Responding to concerns from customers and partners, Novell is restructuring its corporate licensing framework to streamline the process and make license agreements more flexible.
Beginning March 1, the Linux software company will no longer force users into CLAs (contract license agreements), which attached upgrades and maintenance agreements to the software deal.
Customers will now purchase VLAs (volume license agreements), which are purely transactional, or MLAs (master license agreements), which are priced directly from Novell through national resellers and are attached to maintenance agreements. Maintenance, upgrades, service and support will now be sold a la carte.

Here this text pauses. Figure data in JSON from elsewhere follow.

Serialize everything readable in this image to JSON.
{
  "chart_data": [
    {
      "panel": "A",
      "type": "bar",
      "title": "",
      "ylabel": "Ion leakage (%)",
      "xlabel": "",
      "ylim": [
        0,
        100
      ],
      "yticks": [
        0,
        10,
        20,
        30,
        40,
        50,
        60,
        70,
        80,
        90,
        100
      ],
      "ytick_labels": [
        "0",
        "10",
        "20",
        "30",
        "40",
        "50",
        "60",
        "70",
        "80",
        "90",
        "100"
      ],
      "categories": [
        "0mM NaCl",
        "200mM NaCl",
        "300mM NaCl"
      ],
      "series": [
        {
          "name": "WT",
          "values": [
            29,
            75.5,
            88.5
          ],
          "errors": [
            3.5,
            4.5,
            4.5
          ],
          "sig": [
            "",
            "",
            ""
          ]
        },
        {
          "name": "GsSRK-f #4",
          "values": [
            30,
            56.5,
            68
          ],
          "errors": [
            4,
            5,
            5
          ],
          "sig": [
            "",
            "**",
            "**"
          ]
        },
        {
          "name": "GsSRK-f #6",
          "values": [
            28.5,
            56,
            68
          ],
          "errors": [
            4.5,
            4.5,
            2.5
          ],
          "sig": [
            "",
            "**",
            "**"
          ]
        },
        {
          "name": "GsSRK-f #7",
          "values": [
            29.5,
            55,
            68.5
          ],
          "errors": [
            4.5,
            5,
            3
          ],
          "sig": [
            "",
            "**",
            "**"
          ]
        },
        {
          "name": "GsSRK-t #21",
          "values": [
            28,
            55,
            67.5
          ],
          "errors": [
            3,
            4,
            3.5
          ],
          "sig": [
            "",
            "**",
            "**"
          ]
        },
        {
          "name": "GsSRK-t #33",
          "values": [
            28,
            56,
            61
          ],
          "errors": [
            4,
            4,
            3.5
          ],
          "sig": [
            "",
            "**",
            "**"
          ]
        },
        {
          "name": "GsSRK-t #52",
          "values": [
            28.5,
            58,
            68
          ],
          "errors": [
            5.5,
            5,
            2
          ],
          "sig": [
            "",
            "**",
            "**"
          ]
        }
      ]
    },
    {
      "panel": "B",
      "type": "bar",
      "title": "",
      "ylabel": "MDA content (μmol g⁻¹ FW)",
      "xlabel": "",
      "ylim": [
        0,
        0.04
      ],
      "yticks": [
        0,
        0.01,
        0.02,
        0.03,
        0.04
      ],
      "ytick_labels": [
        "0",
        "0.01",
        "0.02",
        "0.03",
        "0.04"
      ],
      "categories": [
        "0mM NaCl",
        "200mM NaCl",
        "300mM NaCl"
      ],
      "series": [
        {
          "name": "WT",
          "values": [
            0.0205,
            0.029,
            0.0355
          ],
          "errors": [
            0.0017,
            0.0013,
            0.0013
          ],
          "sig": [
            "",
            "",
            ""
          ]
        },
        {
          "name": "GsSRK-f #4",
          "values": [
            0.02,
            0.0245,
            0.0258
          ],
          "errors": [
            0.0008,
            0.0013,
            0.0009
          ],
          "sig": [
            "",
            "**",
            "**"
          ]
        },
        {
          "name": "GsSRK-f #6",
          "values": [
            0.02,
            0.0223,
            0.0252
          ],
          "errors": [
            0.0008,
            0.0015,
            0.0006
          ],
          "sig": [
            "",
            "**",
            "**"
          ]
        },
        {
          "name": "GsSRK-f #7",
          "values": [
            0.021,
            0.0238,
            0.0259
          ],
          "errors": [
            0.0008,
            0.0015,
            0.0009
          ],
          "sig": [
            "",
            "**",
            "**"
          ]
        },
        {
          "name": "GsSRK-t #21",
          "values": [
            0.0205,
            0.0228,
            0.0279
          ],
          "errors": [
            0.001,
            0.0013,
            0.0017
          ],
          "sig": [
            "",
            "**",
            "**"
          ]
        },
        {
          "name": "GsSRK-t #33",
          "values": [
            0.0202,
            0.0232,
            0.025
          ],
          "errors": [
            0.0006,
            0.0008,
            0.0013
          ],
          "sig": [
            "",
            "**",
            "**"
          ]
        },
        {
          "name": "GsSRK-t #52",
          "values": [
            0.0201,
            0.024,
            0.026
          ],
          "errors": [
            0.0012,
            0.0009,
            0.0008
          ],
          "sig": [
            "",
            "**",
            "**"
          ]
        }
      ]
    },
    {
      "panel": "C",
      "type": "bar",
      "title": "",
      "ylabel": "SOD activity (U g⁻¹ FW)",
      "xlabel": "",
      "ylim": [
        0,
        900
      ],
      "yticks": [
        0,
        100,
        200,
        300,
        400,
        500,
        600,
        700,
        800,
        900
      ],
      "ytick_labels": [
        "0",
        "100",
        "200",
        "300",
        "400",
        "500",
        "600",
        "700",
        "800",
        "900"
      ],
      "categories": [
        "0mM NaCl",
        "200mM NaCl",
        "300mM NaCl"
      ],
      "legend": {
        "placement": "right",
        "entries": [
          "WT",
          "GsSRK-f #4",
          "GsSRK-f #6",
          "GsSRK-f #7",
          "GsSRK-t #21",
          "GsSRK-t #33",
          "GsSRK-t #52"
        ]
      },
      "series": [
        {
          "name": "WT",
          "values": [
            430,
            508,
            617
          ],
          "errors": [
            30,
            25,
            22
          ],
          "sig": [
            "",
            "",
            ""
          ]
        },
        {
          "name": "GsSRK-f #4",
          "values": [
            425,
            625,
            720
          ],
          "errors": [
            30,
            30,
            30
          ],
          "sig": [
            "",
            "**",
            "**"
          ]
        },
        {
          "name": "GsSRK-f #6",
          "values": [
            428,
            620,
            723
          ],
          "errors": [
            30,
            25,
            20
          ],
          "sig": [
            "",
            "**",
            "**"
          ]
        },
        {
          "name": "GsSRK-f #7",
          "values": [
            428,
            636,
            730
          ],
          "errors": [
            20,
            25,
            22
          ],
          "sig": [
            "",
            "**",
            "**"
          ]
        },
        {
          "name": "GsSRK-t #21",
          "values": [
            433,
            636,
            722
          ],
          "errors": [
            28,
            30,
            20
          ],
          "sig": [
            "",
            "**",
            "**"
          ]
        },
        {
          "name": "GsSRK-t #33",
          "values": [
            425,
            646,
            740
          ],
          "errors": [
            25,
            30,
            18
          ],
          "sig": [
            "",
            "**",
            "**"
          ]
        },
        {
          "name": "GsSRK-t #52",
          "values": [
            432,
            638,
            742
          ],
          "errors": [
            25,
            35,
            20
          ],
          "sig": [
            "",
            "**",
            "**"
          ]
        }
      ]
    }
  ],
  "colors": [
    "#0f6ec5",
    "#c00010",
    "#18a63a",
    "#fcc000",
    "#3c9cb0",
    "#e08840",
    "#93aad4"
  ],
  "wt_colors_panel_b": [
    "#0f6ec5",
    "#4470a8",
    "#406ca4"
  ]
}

Customers still interested in contracts, for legal or regulatory purposes, may purchase MLAs.
The company also will allow customers to purchase licenses on a per-device basis, in addition to the current per-user agreement.

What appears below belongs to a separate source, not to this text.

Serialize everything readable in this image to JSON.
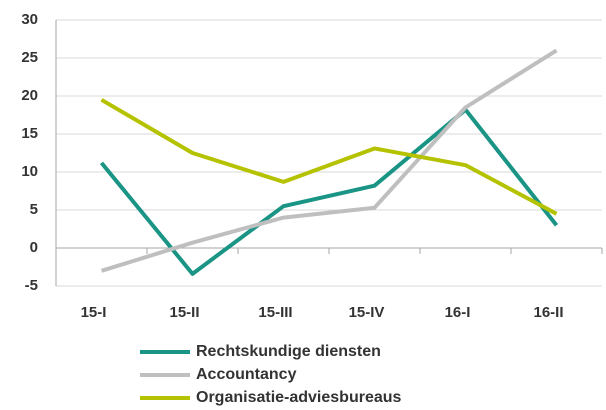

Novell executives said the reconfiguration was two years in the works following complaints from users and VARs in regular surveys that the CLAs overcomplicated the program. “A lot of it is spurred simply by confusion over the CLA program,” said Steve Bartell, Novells licensing program manager, in Waltham, Mass. “Anything we can do to strip out complexity and give more options in the field helps us.”

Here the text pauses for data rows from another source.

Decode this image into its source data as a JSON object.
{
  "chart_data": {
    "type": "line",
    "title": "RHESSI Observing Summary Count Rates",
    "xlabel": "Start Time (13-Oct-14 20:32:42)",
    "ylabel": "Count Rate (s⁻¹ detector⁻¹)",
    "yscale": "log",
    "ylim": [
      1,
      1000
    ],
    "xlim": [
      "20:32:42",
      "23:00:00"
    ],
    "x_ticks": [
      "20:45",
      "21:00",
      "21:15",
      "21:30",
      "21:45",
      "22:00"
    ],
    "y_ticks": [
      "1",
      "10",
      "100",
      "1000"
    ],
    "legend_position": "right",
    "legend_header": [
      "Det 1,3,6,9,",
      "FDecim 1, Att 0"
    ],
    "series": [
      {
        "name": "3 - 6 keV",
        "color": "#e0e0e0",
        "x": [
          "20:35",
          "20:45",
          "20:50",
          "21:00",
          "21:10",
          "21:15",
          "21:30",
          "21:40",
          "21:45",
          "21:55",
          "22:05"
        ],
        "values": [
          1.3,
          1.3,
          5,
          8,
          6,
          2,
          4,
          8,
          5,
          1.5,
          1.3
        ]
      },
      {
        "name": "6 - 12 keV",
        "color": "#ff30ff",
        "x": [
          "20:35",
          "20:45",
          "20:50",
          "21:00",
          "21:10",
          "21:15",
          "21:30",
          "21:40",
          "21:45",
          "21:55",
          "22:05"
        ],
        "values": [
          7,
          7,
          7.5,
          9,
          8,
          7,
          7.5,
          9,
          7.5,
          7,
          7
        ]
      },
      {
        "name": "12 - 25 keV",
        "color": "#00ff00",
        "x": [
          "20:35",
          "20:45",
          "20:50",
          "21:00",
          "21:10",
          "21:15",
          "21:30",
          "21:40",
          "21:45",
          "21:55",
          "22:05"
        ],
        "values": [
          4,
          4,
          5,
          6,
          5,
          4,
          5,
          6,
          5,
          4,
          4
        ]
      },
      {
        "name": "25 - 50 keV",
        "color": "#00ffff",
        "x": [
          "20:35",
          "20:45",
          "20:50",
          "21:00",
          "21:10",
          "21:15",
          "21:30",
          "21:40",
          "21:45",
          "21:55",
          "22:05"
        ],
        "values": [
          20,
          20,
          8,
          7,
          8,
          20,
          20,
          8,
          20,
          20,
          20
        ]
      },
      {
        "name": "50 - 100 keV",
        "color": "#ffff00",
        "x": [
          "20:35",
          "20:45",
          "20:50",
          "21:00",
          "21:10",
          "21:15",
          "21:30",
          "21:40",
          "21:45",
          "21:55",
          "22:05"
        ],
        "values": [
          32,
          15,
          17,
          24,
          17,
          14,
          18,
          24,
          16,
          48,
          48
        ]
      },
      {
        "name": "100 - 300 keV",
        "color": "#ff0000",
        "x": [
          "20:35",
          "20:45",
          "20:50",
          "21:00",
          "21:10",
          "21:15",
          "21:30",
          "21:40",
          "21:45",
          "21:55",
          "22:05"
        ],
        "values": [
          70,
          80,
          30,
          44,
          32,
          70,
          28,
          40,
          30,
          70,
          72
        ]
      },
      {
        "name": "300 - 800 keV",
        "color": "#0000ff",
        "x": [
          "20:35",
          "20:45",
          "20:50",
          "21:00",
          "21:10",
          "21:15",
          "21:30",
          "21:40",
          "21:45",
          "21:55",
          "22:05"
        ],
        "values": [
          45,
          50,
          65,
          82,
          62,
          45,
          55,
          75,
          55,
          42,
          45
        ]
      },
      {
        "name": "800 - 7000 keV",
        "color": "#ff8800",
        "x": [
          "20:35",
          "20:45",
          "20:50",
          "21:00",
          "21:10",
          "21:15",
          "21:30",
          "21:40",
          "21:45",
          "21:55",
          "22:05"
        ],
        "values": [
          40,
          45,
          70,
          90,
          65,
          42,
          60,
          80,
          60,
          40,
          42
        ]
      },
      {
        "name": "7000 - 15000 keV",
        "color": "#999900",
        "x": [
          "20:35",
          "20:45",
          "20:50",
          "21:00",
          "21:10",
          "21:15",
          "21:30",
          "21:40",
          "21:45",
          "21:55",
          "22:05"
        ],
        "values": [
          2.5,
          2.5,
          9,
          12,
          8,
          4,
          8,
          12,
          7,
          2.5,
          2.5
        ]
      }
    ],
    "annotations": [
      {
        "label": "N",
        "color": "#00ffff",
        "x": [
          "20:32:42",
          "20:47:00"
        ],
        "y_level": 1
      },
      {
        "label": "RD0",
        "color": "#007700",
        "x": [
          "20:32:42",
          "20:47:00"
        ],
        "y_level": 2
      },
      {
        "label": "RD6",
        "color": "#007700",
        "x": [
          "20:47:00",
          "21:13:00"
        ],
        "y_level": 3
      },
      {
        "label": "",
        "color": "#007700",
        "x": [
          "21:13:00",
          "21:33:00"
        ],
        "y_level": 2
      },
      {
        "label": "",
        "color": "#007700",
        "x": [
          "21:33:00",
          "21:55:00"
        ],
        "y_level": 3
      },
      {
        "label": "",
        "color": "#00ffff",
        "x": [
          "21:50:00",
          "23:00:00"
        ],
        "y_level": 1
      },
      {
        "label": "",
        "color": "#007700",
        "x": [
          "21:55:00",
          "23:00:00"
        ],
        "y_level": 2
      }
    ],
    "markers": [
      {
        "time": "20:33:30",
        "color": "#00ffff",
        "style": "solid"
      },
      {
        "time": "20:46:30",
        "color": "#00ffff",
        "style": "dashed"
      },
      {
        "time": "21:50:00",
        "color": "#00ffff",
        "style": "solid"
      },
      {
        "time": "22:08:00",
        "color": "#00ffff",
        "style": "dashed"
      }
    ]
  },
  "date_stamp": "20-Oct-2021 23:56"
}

The reconfiguration makes the process transactional, allowing customers to buy what they need, when they need it, Bartell said.
The program will strip down the various levels assigned to each program.
Bartell and others said it is unlikely the reformation will affect Novells market share; the company runs a distant second to Linux leader Red Hat. But it could have the effect internally of swelling the ranks of MLA customers.
“I think thats where theyd like to drive users,” said Jim DEsposito, a Novell sales representative with Softchoice, a Toronto-based software VAR. “Having maintenance attached and automatic renewal is a positive thing for any company.”
“I believe that Novell wanted to remove the possibility that people would view fees to Novell as Novell taxes on their business,” said Dan Kusnetzky, an analyst at IDC, in Framingham, Mass. “Often organizations use open-source software because they believe that it is a lower-cost option—an option having fewer limitations and encumbrances. Novell is attempting to make sure that people who just wanted an open-source product can obtain one. If they wanted a complete suite of support and training options, they can have that as well.”
For customers, the program change will have little impact, DEsposito said. “Theyre going to pay a little more, but theyre going to get a little more,” he said. MLAs have a larger discount but require larger purchases, driving cost up slightly. However, with that comes greater maintenance and service, DEsposito said.
For partners, of course, larger sales mean better business, but those limited to VLA sales—typically the smaller, local and regional VARs—may lose business to national resellers able to market the MLAs.
Partners also will benefit from a sleeker sales process, Bartell said. The new license agreement structure eliminates paperwork and approval paths that often elongated the sales cycle, said Bruce Lowery, a Novell spokesperson. “It removes layers of complexity that could extend the sales cycle a few weeks or more,” Lowery said. “It also is adding options. It allows a user and partner to have more flexibility on [the] other side of the sale.”
“The operational stuff, on [the] channel side, will be a lot easier,” DEsposito said. “It clears up the system internally a good deal and knocks down what we need to look up out on the sale.”
Internally, Novell expects to save resources traditionally spent to serve the mass of CLA customers and redirect them to better serve the pack, Bartell said.
“The transactional relationships will require much less work and allow us to focus on those customers in longer-term relationships,” Bartell said. “It will help us improve relationships with customers, open up areas that werent as attractive [previously].”
The program additionally opens the Novell line to smaller companies that may have been stymied by the cost of a bundled contract, Bartell said. Allowing purchases on a per-device basis will open Novell to new verticals, he said, where shift work demands multiple users on the same device.
“Customers who look at the licensing agreements and say, This doesnt work for me, especially in health care, will have a simpler choice now,” Bartell said. “They can now start counting by device.”